7 - Le népotisme légitimé par les arts
Arras - Dès ses premières victoires militaires, Napoléon a renversé les souverains étrangers et installé sur leurs trônes des membres de sa famille. L’Empereur assume complètement ce népotisme et entend instaurer une nouvelle dynastie : les Napoléonides. De la même manière qu’il a cherché à légitimer son pouvoir par les arts, Napoléon fait portraiturer ses frères et sœurs par les meilleurs spécialistes du genre, notamment Gérard. Outre ces grands portraits solennels, les artistes ont également immortalisé cette famille hors norme dans des tableaux plus intimistes à l’image de la toile de Ducis.

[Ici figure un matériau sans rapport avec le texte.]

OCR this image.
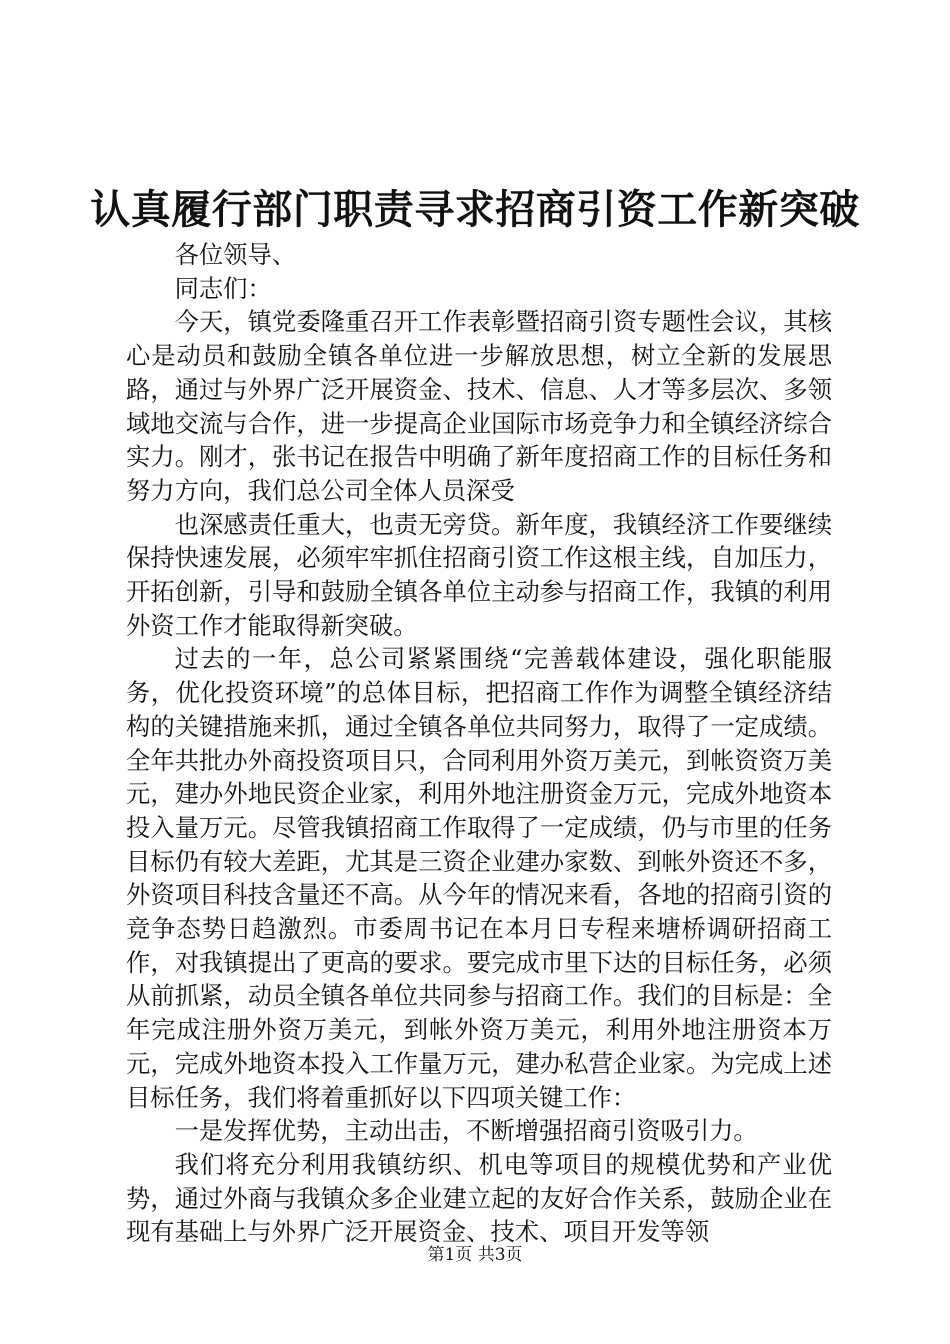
认真履行部门职责寻求招商引资工作新突破

各位领导、

同志们：

今天，镇党委隆重召开工作表彰暨招商引资专题性会议，其核心是动员和鼓励全镇各单位进一步解放思想，树立全新的发展思路，通过与外界广泛开展资金、技术、信息、人才等多层次、多领域地交流与合作，进一步提高企业国际市场竞争力和全镇经济综合实力。刚才，张书记在报告中明确了新年度招商工作的目标任务和努力方向，我们总公司全体人员深受

也深感责任重大，也责无旁贷。新年度，我镇经济工作要继续保持快速发展，必须牢牢抓住招商引资工作这根主线，自加压力，开拓创新，引导和鼓励全镇各单位主动参与招商工作，我镇的利用外资工作才能取得新突破。

过去的一年，总公司紧紧围绕“完善载体建设，强化职能服务，优化投资环境”的总体目标，把招商工作作为调整全镇经济结构的关键措施来抓，通过全镇各单位共同努力，取得了一定成绩。全年共批办外商投资项目只，合同利用外资万美元，到帐资资万美元，建办外地民资企业家，利用外地注册资金万元，完成外地资本投入量万元。尽管我镇招商工作取得了一定成绩，仍与市里的任务目标仍有较大差距，尤其是三资企业建办家数、到帐外资还不多，外资项目科技含量还不高。从今年的情况来看，各地的招商引资的竞争态势日趋激烈。市委周书记在本月日专程来塘桥调研招商工作，对我镇提出了更高的要求。要完成市里下达的目标任务，必须从前抓紧，动员全镇各单位共同参与招商工作。我们的目标是：全年完成注册外资万美元，到帐外资万美元，利用外地注册资本万元，完成外地资本投入工作量万元，建办私营企业家。为完成上述目标任务，我们将着重抓好以下四项关键工作：

一是发挥优势，主动出击，不断增强招商引资吸引力。

我们将充分利用我镇纺织、机电等项目的规模优势和产业优势，通过外商与我镇众多企业建立起的友好合作关系，鼓励企业在现有基础上与外界广泛开展资金、技术、项目开发等领

第1页 共3页
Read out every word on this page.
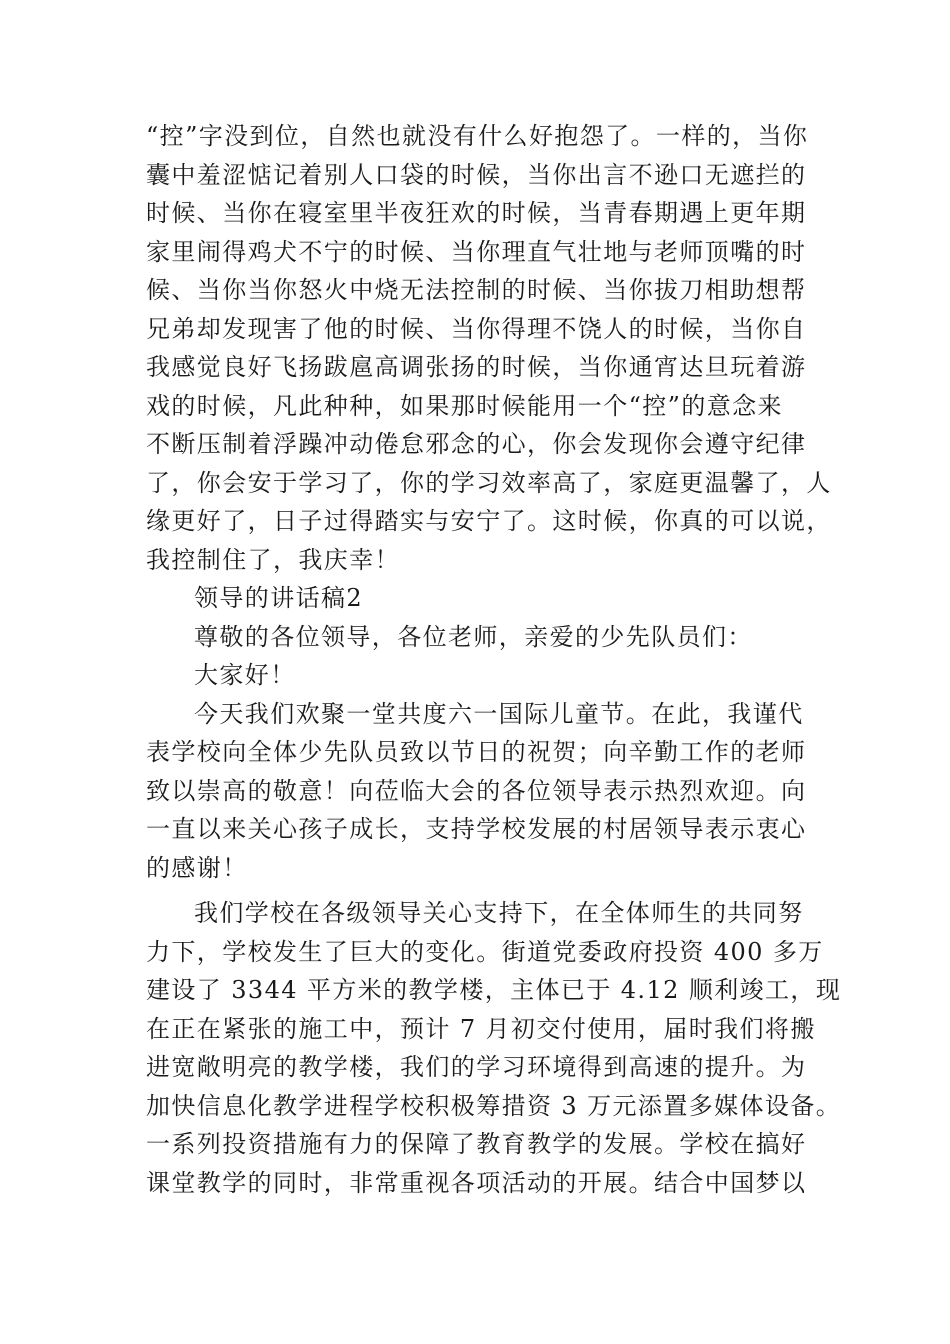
“控”字没到位，自然也就没有什么好抱怨了。一样的，当你
囊中羞涩惦记着别人口袋的时候，当你出言不逊口无遮拦的
时候、当你在寝室里半夜狂欢的时候，当青春期遇上更年期
家里闹得鸡犬不宁的时候、当你理直气壮地与老师顶嘴的时
候、当你当你怒火中烧无法控制的时候、当你拔刀相助想帮
兄弟却发现害了他的时候、当你得理不饶人的时候，当你自
我感觉良好飞扬跋扈高调张扬的时候，当你通宵达旦玩着游
戏的时候，凡此种种，如果那时候能用一个“控”的意念来
不断压制着浮躁冲动倦怠邪念的心，你会发现你会遵守纪律
了，你会安于学习了，你的学习效率高了，家庭更温馨了，人
缘更好了，日子过得踏实与安宁了。这时候，你真的可以说，
我控制住了，我庆幸！
领导的讲话稿2
尊敬的各位领导，各位老师，亲爱的少先队员们：
大家好！
今天我们欢聚一堂共度六一国际儿童节。在此，我谨代
表学校向全体少先队员致以节日的祝贺；向辛勤工作的老师
致以崇高的敬意！向莅临大会的各位领导表示热烈欢迎。向
一直以来关心孩子成长，支持学校发展的村居领导表示衷心
的感谢！
我们学校在各级领导关心支持下，在全体师生的共同努
力下，学校发生了巨大的变化。街道党委政府投资 400 多万
建设了 3344 平方米的教学楼，主体已于 4.12 顺利竣工，现
在正在紧张的施工中，预计 7 月初交付使用，届时我们将搬
进宽敞明亮的教学楼，我们的学习环境得到高速的提升。为
加快信息化教学进程学校积极筹措资 3 万元添置多媒体设备。
一系列投资措施有力的保障了教育教学的发展。学校在搞好
课堂教学的同时，非常重视各项活动的开展。结合中国梦以
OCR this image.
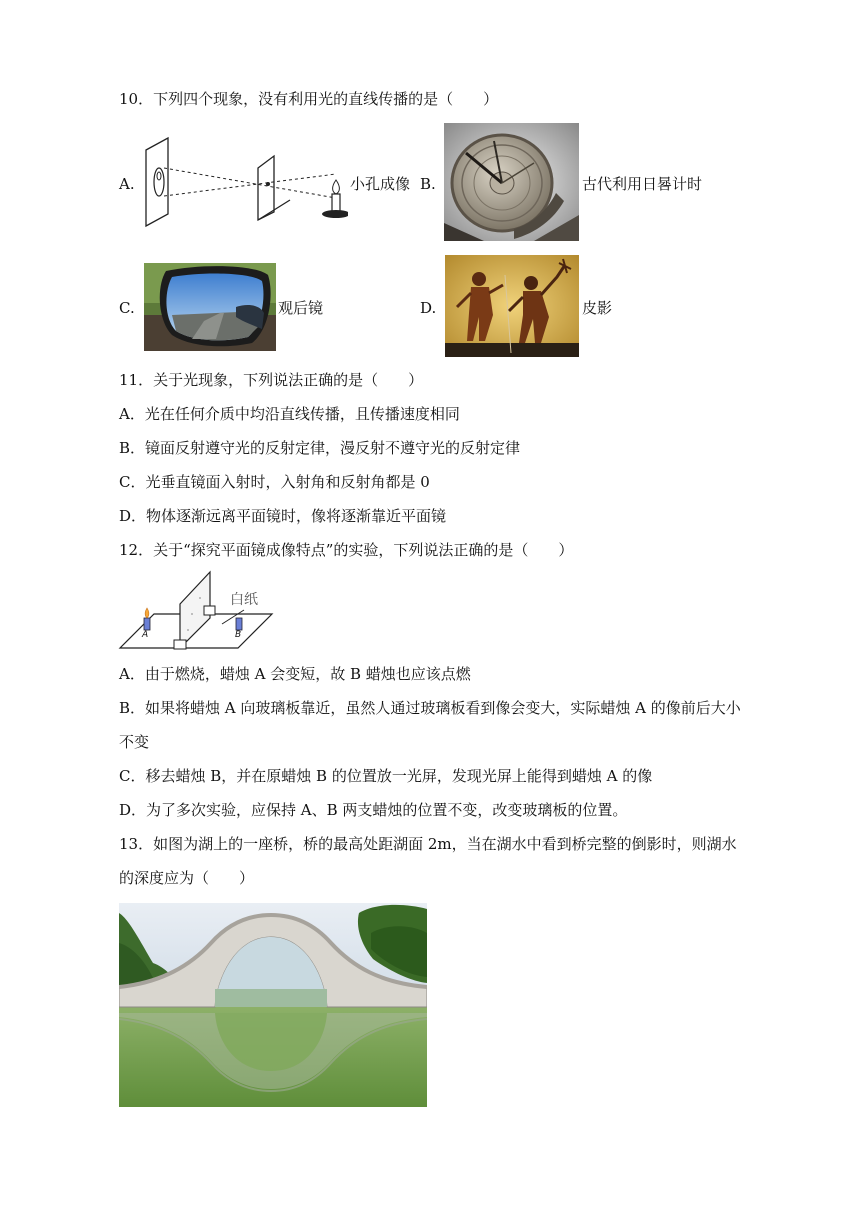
10．下列四个现象，没有利用光的直线传播的是（　　）
A.	小孔成像 B.	古代利用日晷计时
C.	观后镜	D.	皮影
11．关于光现象，下列说法正确的是（　　）
A．光在任何介质中均沿直线传播，且传播速度相同
B．镜面反射遵守光的反射定律，漫反射不遵守光的反射定律
C．光垂直镜面入射时，入射角和反射角都是 0
D．物体逐渐远离平面镜时，像将逐渐靠近平面镜
12．关于“探究平面镜成像特点”的实验，下列说法正确的是（　　）
白纸
A	B
A．由于燃烧，蜡烛 A 会变短，故 B 蜡烛也应该点燃
B．如果将蜡烛 A 向玻璃板靠近，虽然人通过玻璃板看到像会变大，实际蜡烛 A 的像前后大小
不变
C．移去蜡烛 B，并在原蜡烛 B 的位置放一光屏，发现光屏上能得到蜡烛 A 的像
D．为了多次实验，应保持 A、B 两支蜡烛的位置不变，改变玻璃板的位置。
13．如图为湖上的一座桥，桥的最高处距湖面 2m，当在湖水中看到桥完整的倒影时，则湖水
的深度应为（　　）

Loin d’être simplement une sympathique réunion familiale, cette toile porte un puissant message politique. L’Empereur arbore l’habit de colonel des chasseurs, ce qui signifie qu’il a conquis son pouvoir grâce à ses faits d’armes et à sa stratégie militaire. Autour de ce Napoléon paternel gravitent ses neveux et nièces qui constituent la succession impériale aux quatre coins de l’Europe. Afin de ne laisser aucun doute sur l’avenir de ces enfants, Ducis a représenté Lucien Murat jouant avec de petits soldats.
8 - Faste et grandeur
Arras - La fameuse expression de l’architecte Pierre Fontaine résume parfaitement le style Empire : « La beauté selon l’Empereur ne réside que dans la grandeur. » De fait, son règne a été placé sous le signe de la grandeur, du luxe et de l’apparat. Pour signifier sa majesté, le nouveau régime prend ainsi ses quartiers dans les anciennes résidences de la Couronne. Palais et châteaux sont alors restaurés, décorés et remeublés. Tapisseries, soieries, objets d’art et meubles précieux, rien n’est trop somptueux pour donner du lustre à l’Empire. Le duo d’architectes Percier et Fontaine, mais aussi l’ébéniste Jacob-Desmalter et le bronzier Thomire, pour ne citer que les plus célèbres, inventent un mobilier extrêmement raffiné et inspiré de l’antique. Ce nouveau style décoratif rencontre un franc succès à travers toute l’Europe. La splendide table-console exécutée pour l’Élysée par Jacob-Desmalter incarne la quintessence du style Empire. Bien que ses formes soient simples et symétriques, ce meuble brille par la richesse de ses matériaux et l’élégance de son décor évoquant les caryatides de l’Acropole.
9 - Le portrait impérial
Montréal - En 1804, Bonaparte, Premier consul, devient Napoléon Ier, empereur des Français. Pour légitimer ce nouveau régime héréditaire, il se fait sacrer comme les souverains de l’Ancien Régime. Cette fastueuse cérémonie est immortalisée par David, tandis que François Gérard forge l’image du souverain. Véritable instrument de communication, ce portrait en costume de sacre, exécuté en série, conjugue les codes de la monarchie avec les symboles du nouveau régime. Napoléon, qui déclara en toute modestie « Je n’ai pas succédé à Louis XVI mais à Charlemagne », prit ainsi soin de se parer d’un manteau, non pas fleurdelisé, mais semé d’abeilles, l’emblème de l’illustre Carolingien. Autre exemple, le grand collier de la Légion d’honneur, distinction créée par Napoléon, remplace l’ordre du Saint-Esprit, tandis que sa tête est ceinte de lauriers à l’antique et non d’une couronne monarchique. Toutefois, l’atmosphère solennelle ainsi que certains détails, comme le trône, l’estrade et le drapé cramoisi, évoquent instantanément la majesté des portraits des Bourbons. À commencer par celui de Louis XIV par Rigaud.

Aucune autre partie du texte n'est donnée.